While there may not be many four-lane highways or state patrol cars in Point Roberts, drivers venturing north into B.C. and into Washington state proper should be aware that police in both jurisdictions are placing emphasis on left lane violators.

Those are the people who merrily dawdle along in the left lane when the right lane is wide open, causing backups and frustration to drivers behind them. The left lane is strictly a passing lane and even if you’re going the speed limit and don’t think you need to move over for someone who wants to go faster than you, think again – you’re breaking the law both in B.C. and Washington state.

Many Washington state drivers are unaware that driving in the left lane for extended periods of time can be against the law. The left lane is designed to operate as a passing lane.
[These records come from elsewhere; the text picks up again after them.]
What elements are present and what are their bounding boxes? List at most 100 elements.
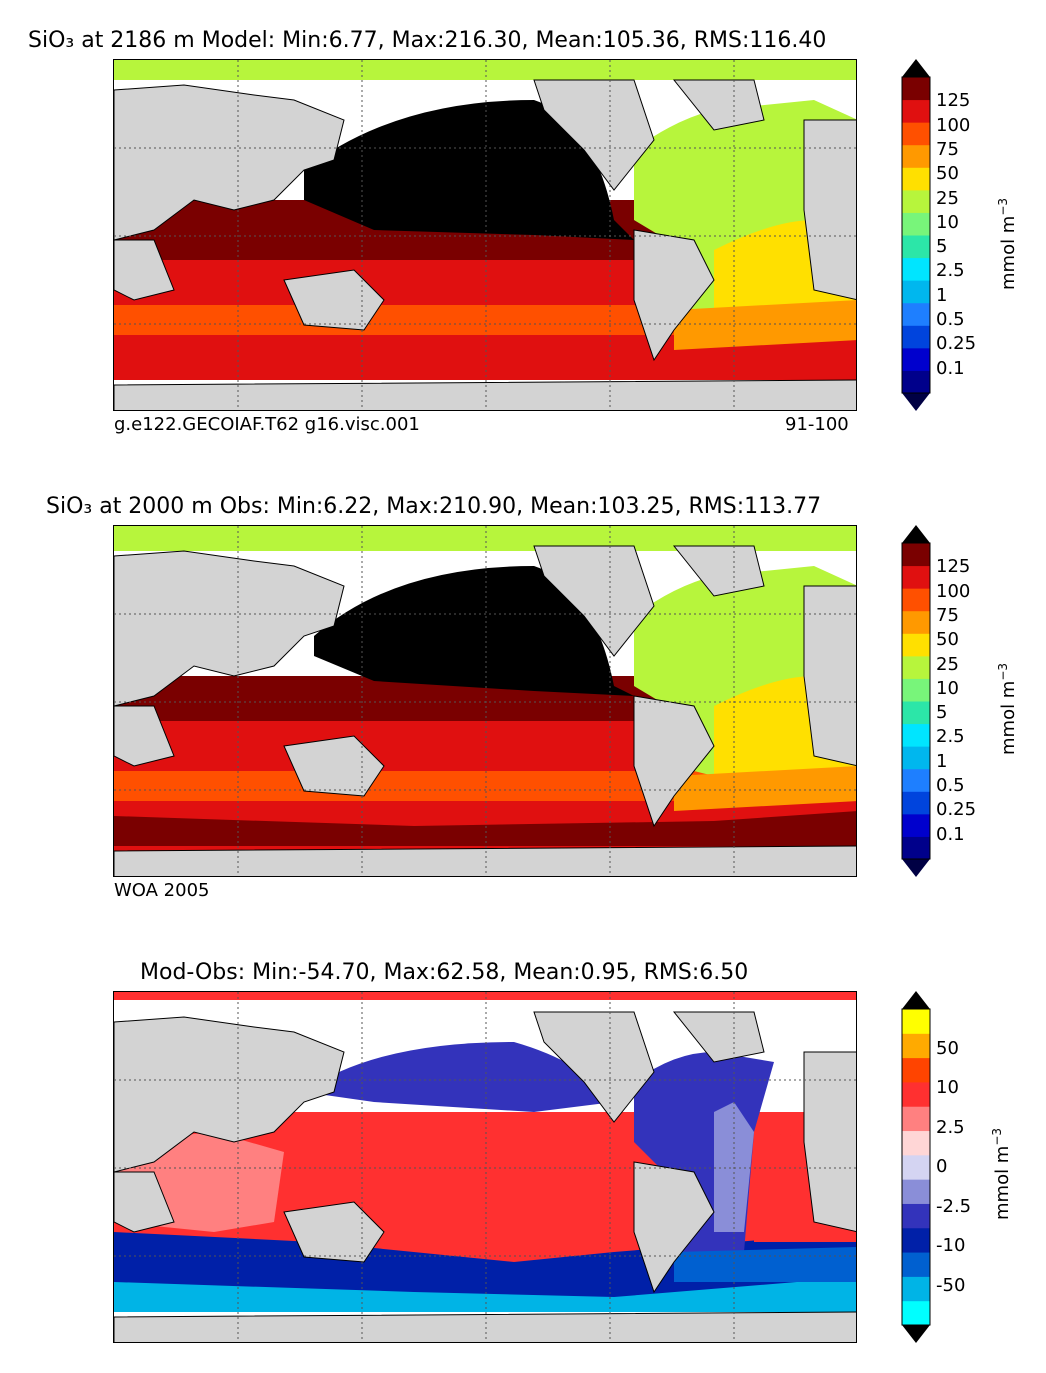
colorbar-segment [902, 543, 930, 567]
colorbar-tick-label: 50 [936, 163, 959, 185]
colorbar-tick-label: 100 [936, 580, 971, 602]
colorbar-tick-label: 1 [936, 750, 948, 772]
colorbar-segment [902, 167, 930, 191]
panel1-unit-label: mmol m−3 [996, 197, 1019, 290]
colorbar-segment [902, 746, 930, 770]
colorbar-segment [902, 1179, 930, 1204]
colorbar-segment [902, 1130, 930, 1156]
colorbar-tick-label: 50 [936, 1037, 959, 1059]
colorbar-over-arrow [902, 991, 930, 1009]
panel2-unit-label: mmol m−3 [996, 662, 1019, 755]
colorbar-segment [902, 1300, 930, 1326]
colorbar-segment [902, 189, 930, 213]
colorbar-tick-label: 0.1 [936, 823, 965, 845]
panel2-map [113, 525, 857, 877]
panel1-pacific-max [304, 100, 634, 240]
colorbar-tick-label: 100 [936, 114, 971, 136]
panel2-title: SiO₃ at 2000 m Obs: Min:6.22, Max:210.90… [46, 494, 822, 519]
colorbar-segment [902, 99, 930, 123]
colorbar-tick-label: 25 [936, 653, 959, 675]
colorbar-tick-label: -10 [936, 1235, 966, 1256]
colorbar-segment [902, 1276, 930, 1302]
panel3-map-svg [114, 992, 856, 1342]
colorbar-tick-label: 2.5 [936, 726, 965, 748]
colorbar-segment [902, 325, 930, 349]
colorbar-segment [902, 370, 930, 394]
colorbar-tick-label: 5 [936, 236, 948, 258]
colorbar-over-arrow [902, 525, 930, 543]
colorbar-segment [902, 813, 930, 837]
panel3-colorbar [901, 991, 931, 1343]
colorbar-outline [901, 542, 931, 860]
colorbar-segment [902, 610, 930, 634]
panel1-atlantic-south-band [674, 300, 856, 350]
colorbar-outline [901, 1008, 931, 1326]
colorbar-segment [902, 768, 930, 792]
panel2-colorbar [901, 525, 931, 877]
colorbar-tick-label: 75 [936, 138, 959, 160]
colorbar-tick-label: 5 [936, 702, 948, 724]
colorbar-segment [902, 588, 930, 612]
colorbar-segment [902, 565, 930, 589]
panel1-arctic-band [114, 60, 856, 80]
colorbar-segment [902, 144, 930, 168]
panel1-colorbar [901, 59, 931, 411]
colorbar-tick-label: 125 [936, 90, 971, 112]
colorbar-segment [902, 1227, 930, 1253]
colorbar-under-arrow [902, 859, 930, 877]
panel1-graticule [114, 60, 856, 410]
colorbar-segment [902, 633, 930, 657]
colorbar-segment [902, 723, 930, 747]
panel1-australia [283, 269, 385, 331]
colorbar-segment [902, 701, 930, 725]
colorbar-svg [901, 525, 931, 877]
colorbar-tick-label: 10 [936, 1077, 959, 1098]
panel1-south-america [633, 229, 715, 362]
colorbar-segment [902, 1203, 930, 1229]
colorbar-segment [902, 678, 930, 702]
colorbar-segment [902, 347, 930, 371]
colorbar-under-arrow [902, 1325, 930, 1343]
panel1-map [113, 59, 857, 411]
colorbar-segment [902, 836, 930, 860]
colorbar-segment [902, 1033, 930, 1059]
colorbar-segment [902, 212, 930, 236]
colorbar-tick-label: -50 [936, 1274, 966, 1296]
panel3-title: Mod-Obs: Min:-54.70, Max:62.58, Mean:0.9… [140, 960, 749, 985]
colorbar-segment [902, 257, 930, 281]
colorbar-tick-label: 0.25 [936, 333, 977, 355]
colorbar-segment [902, 1252, 930, 1277]
panel1-eurasia [114, 84, 345, 241]
colorbar-tick-label: 10 [936, 211, 959, 233]
colorbar-outline [901, 76, 931, 394]
colorbar-over-arrow [902, 59, 930, 77]
panel1-caption-left: g.e122.GECOIAF.T62 g16.visc.001 [114, 414, 420, 435]
colorbar-segment [902, 1009, 930, 1034]
colorbar-tick-label: 0 [936, 1156, 948, 1177]
colorbar-segment [902, 235, 930, 259]
colorbar-tick-label: 0.5 [936, 775, 965, 797]
colorbar-svg [901, 59, 931, 411]
panel1-caption-right: 91-100 [785, 414, 849, 435]
panel2-caption-left: WOA 2005 [114, 880, 210, 901]
colorbar-tick-label: 2.5 [936, 1116, 965, 1138]
colorbar-tick-label: -2.5 [936, 1195, 972, 1217]
colorbar-segment [902, 1057, 930, 1083]
colorbar-tick-label: 125 [936, 556, 971, 578]
colorbar-segment [902, 302, 930, 326]
colorbar-tick-label: 50 [936, 629, 959, 651]
colorbar-segment [902, 1081, 930, 1107]
colorbar-under-arrow [902, 393, 930, 411]
panel1-map-svg [114, 60, 856, 410]
colorbar-tick-label: 0.5 [936, 309, 965, 331]
colorbar-segment [902, 655, 930, 679]
colorbar-tick-label: 1 [936, 284, 948, 306]
panel3-unit-label: mmol m−3 [990, 1127, 1013, 1220]
colorbar-svg [901, 991, 931, 1343]
colorbar-segment [902, 77, 930, 101]
colorbar-tick-label: 25 [936, 187, 959, 209]
colorbar-segment [902, 791, 930, 815]
colorbar-tick-label: 0.1 [936, 357, 965, 379]
panel3-map [113, 991, 857, 1343]
colorbar-segment [902, 1106, 930, 1132]
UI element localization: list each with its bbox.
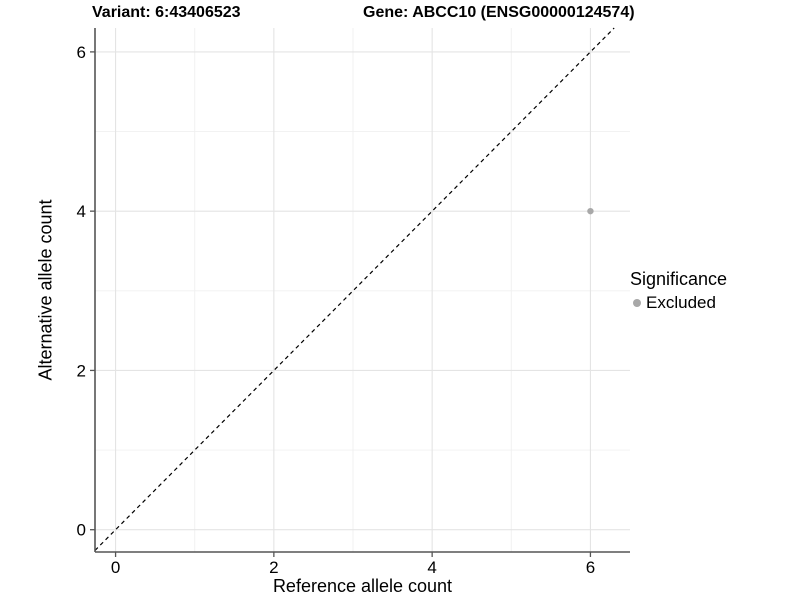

In order to combat this problem, Washington State Patrol Chief John R. Batiste announced the WSP is conducting a statewide emphasis patrol during March, to bring increased awareness to the left lane law.

State troopers will focus their efforts on locating and stopping left lane violators. Last year, the WSP stopped 13,909 left lane law violators.

According to the law, RCW 46.61.100(2), upon all roadways having two or more lanes for traffic moving in the same direction, all vehicles shall be driven in the right hand lane then available for traffic, except for overtaking and passing another vehicle in the same direction, when traveling at a speed greater than the traffic flow, when moving left to allow traffic to merge or when preparing for a left turn at an intersection, exit or into a private road or driveway when such left turn is legally permitted.

At the beginning of March, B.C. Transportation Minister Todd Stone announced he was planning to introduce legislation to stiffen police’s already existing ability to ticket drivers who “park” in the left lane and prevent other drivers from passing. Stone described such drivers as more than nuisances, saying that the failure to keep right is the cause of many collisions in B.C. according to police and insurance reports.

A CBC poll taken March 3 showed 81 percent of respondents said yes, people needed to obey the left lane law, 5 percent said no, everyone should slow down and 13 percent said only those going well under the speed limit should move over.

  1. Campbell McClusky March 18, 2016, 6:30 am

    Both sets of law enforcement efforts should rather emphasize enforcement against tail-gating and failure to read and obey stop signs. It would be nice too and a safety step if law-enforcement would enforce against headlights which are out of adjustment and effectively blind the drivers ahead.